In a world globalising across boundaries and cultures,
where economic interdependence increases dramatically, languages may come to be
seen as non-tariff barriers to free-trade flow. Assessments need to be made of
the measures taken by various states and/or implemented through particular
free-trade treaties to manage (be it implicitly or covertly) the relationships
between the de facto imperial lingua franca and various national languages not
to mention aboriginal languages. Economic forces and, it must be added, also
military alliances and intelligence networks (like the so-called Echelon or
Five Eyes network which includes only English-speaking states) promote the
dominance of English. Inevitably tensions and conflicts arise at various levels
and they need be analysed.
In his book Michael A. Morris sets out to rate a
number of cases of language politics in the Americas with the help of a
multi-level analysis. He compares various North and South American groupings
and whenever possible introduces parallels with extra-American groupings (in
particular the European Union). His aim is to provide a conciliatory strategy
allowing consensus to be forged and tensions lessened. His book is a tool that
could help reduce or solve problems arising from a hegemonic lifestyle imposed
at the expense of biodiversity and cultural diversity.

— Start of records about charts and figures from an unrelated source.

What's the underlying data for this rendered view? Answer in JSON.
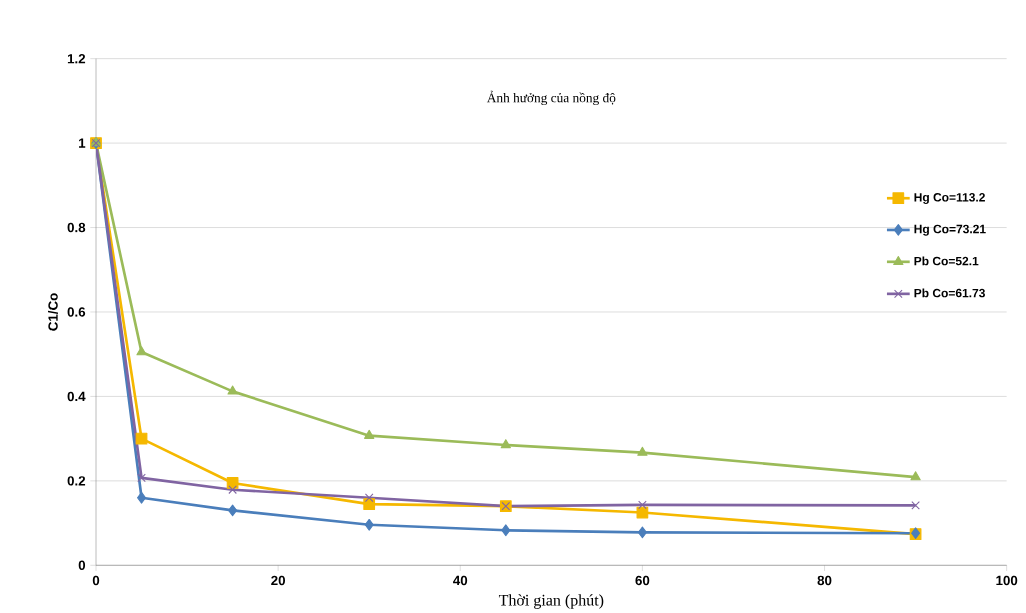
{
  "chart_data": {
    "type": "line",
    "title": "Ảnh hưởng của nồng độ",
    "xlabel": "Thời gian (phút)",
    "ylabel": "C1/Co",
    "x": [
      0,
      5,
      15,
      30,
      45,
      60,
      90
    ],
    "series": [
      {
        "name": "Hg Co=113.2",
        "color": "#f5b800",
        "marker": "square",
        "values": [
          1,
          0.3,
          0.195,
          0.145,
          0.14,
          0.125,
          0.074
        ]
      },
      {
        "name": "Hg Co=73.21",
        "color": "#4a7ebb",
        "marker": "diamond",
        "values": [
          1,
          0.16,
          0.13,
          0.096,
          0.083,
          0.078,
          0.076
        ]
      },
      {
        "name": "Pb Co=52.1",
        "color": "#9bbb59",
        "marker": "triangle",
        "values": [
          1,
          0.505,
          0.412,
          0.307,
          0.285,
          0.267,
          0.209
        ]
      },
      {
        "name": "Pb Co=61.73",
        "color": "#8064a2",
        "marker": "cross",
        "values": [
          1,
          0.207,
          0.179,
          0.16,
          0.14,
          0.143,
          0.142
        ]
      }
    ],
    "xlim": [
      0,
      100
    ],
    "xticks": [
      0,
      20,
      40,
      60,
      80,
      100
    ],
    "ylim": [
      0,
      1.2
    ],
    "yticks": [
      0,
      0.2,
      0.4,
      0.6,
      0.8,
      1,
      1.2
    ],
    "grid": "y",
    "legend": "right"
  }
}
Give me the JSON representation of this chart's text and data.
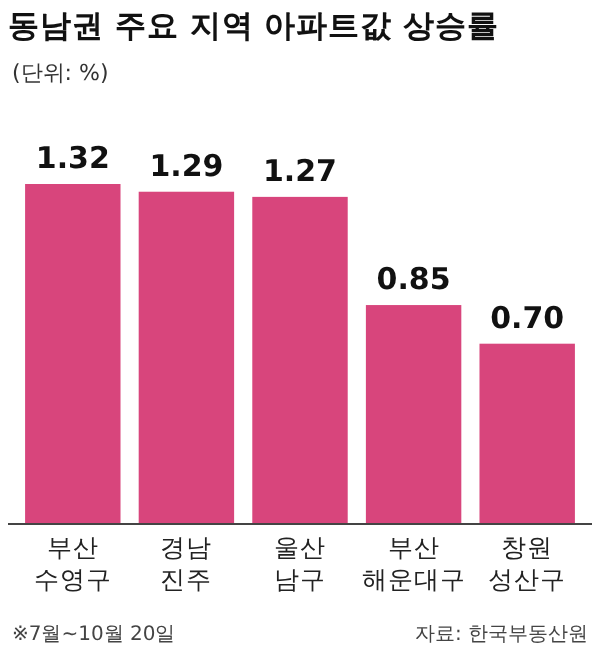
{
  "chart_data": {
    "type": "bar",
    "title": "동남권 주요 지역 아파트값 상승률",
    "subtitle": "(단위: %)",
    "categories": [
      "부산 수영구",
      "경남 진주",
      "울산 남구",
      "부산 해운대구",
      "창원 성산구"
    ],
    "values": [
      1.32,
      1.29,
      1.27,
      0.85,
      0.7
    ],
    "value_labels": [
      "1.32",
      "1.29",
      "1.27",
      "0.85",
      "0.70"
    ],
    "color": "#d8457c",
    "annotations": [
      "※7월~10월 20일",
      "자료: 한국부동산원"
    ]
  }
}
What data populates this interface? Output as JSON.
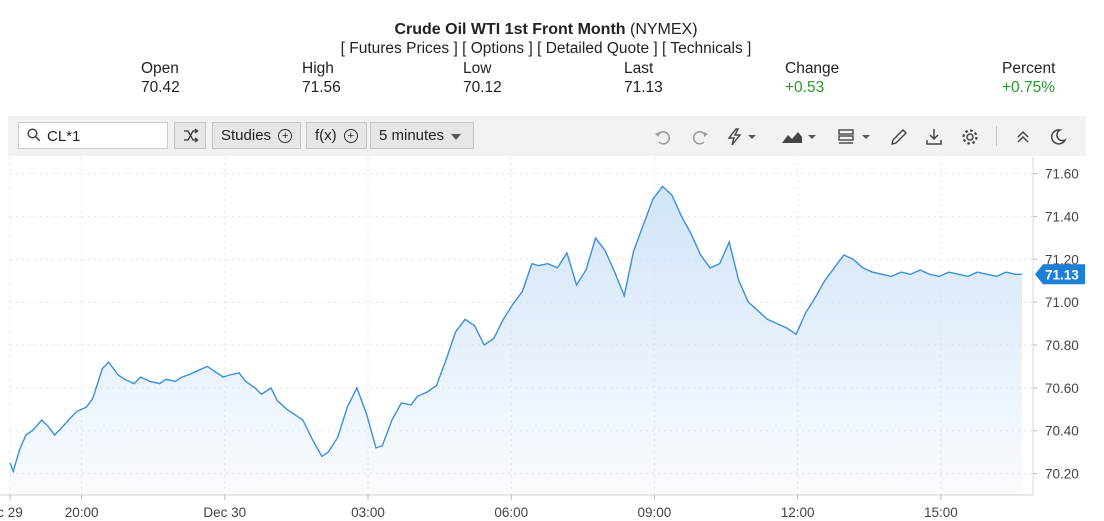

Whereas a country like Canada imposes Canadian content
quotas on cultural productions (and quotas on the use of French songs on
radio), one should be reminded that cultural protectionism is not exclusive to
Canada: the US practice of film remakes is a clear example of cultural
protectionism favouring the Hollywood film industry. This instance of a covert
cultural and linguistic policy shows a lack of respect for cultural diversity.
In most countries films in foreign languages are either dubbed or subtitled.
But even greater social forces are at play and
jeopardise the promotion of various national languages or even the preservation
of most aboriginal languages in a context where parents tend to see the use of
the ancestral tongue as hindering social upward mobility.